Noise swelled around me: applause. She bowed, laughed.

Dornan was there, patting her on the back, saying, “Jesus, God in heaven,” and Rusen pumped her hand like a maniac. I stayed where I was. My muscles trembled with unspent power.

Then she was standing in front of me.

“Well?”

Her skin looked perfectly elastic, blooming and alive. I touched her cheek. "You were good,” I said. "I believed it. I thought you were going to die.”

“Yep,” she said. “Pretty much perfect.”

“And you used to do that every day?”

“Only higher.” She grinned. “Still want to learn? When Buddy’s done the jump I’ll pack away the Model Seventy and we’ll get out that old Forty and give it a try. Hey,” she said, as Dornan ambled over with two cups. He gave one to her, held another out to me.

“I remembered no cream,” he said. “But I put sugar in it. You looked as though you could do with it.”

I accepted the cup.

“I can also recommend the sandwiches,” he said. “Tuna or jerk chicken.”

Kick sipped at her paper cup. It smelled strange. She saw my look. “Red tea. Don’t need caffeine after that. But I could eat. Aud?” I shook my head. She nodded, then gave me a one-armed hug. She squeezed hard, then kissed me. “I’m glad you were here.”

She headed back to the air bag, swaggering slightly. Dornan said, “She’s different, isn’t she, when she jumps.”

“Yes.” Hearty and careless, unfragile, unneeding. “I think I’ll take my coffee outside. Join me?”

We sat outside on the hood of my car and watched clouds sweep in two different directions, as though the sky were being torn apart.

IF KICKwas a quarter horse, Buddy was an old steer, sinewy and raw-boned, grazed on arid land all his life. His skin was leathery and tightly stretched, and when he shook hands with the crew, I saw a scar twisting up his left forearm like a brand.
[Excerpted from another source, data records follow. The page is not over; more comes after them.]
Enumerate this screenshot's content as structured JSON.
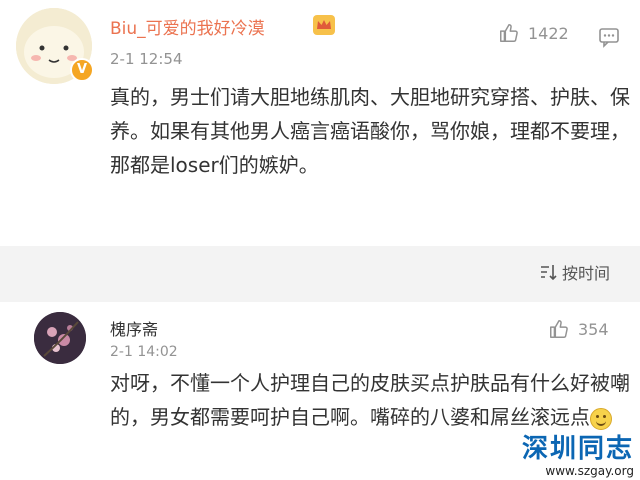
{
  "comments": [
    {
      "username": "Biu_可爱的我好冷漠",
      "time": "2-1 12:54",
      "likes": "1422",
      "text": "真的，男士们请大胆地练肌肉、大胆地研究穿搭、护肤、保养。如果有其他男人癌言癌语酸你，骂你娘，理都不要理，那都是loser们的嫉妒。",
      "avatar": "cartoon-face-avatar",
      "badge": "V"
    },
    {
      "username": "槐序斋",
      "time": "2-1 14:02",
      "likes": "354",
      "text": "对呀，不懂一个人护理自己的皮肤买点护肤品有什么好被嘲的，男女都需要呵护自己啊。嘴碎的八婆和屌丝滚远点",
      "avatar": "dark-flower-avatar",
      "emoji": "smile-emoji"
    }
  ],
  "sort": {
    "label": "按时间",
    "icon": "sort-icon"
  },
  "watermark": {
    "title": "深圳同志",
    "url": "www.szgay.org"
  },
  "colors": {
    "username_vip": "#eb7350",
    "meta_gray": "#939393",
    "divider_bg": "#f3f3f3",
    "watermark_blue": "#0b66b3"
  }
}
He walked around the air bag with Kick and listened attentively as she talked about the testing and her own fall. His limbs were lanky, and next to Kick he seemed uncoordinated, but there was a kinship, a live-free-or-die lift of the head, a risk-calculating twist of the mouth. I looked at him, nodding and listening, unbuttoning the cheap flannel shirt, looking over the harness Kick handed him, and understood they shared a world I couldn’t. I wondered if her stunt rigger brother looked like that.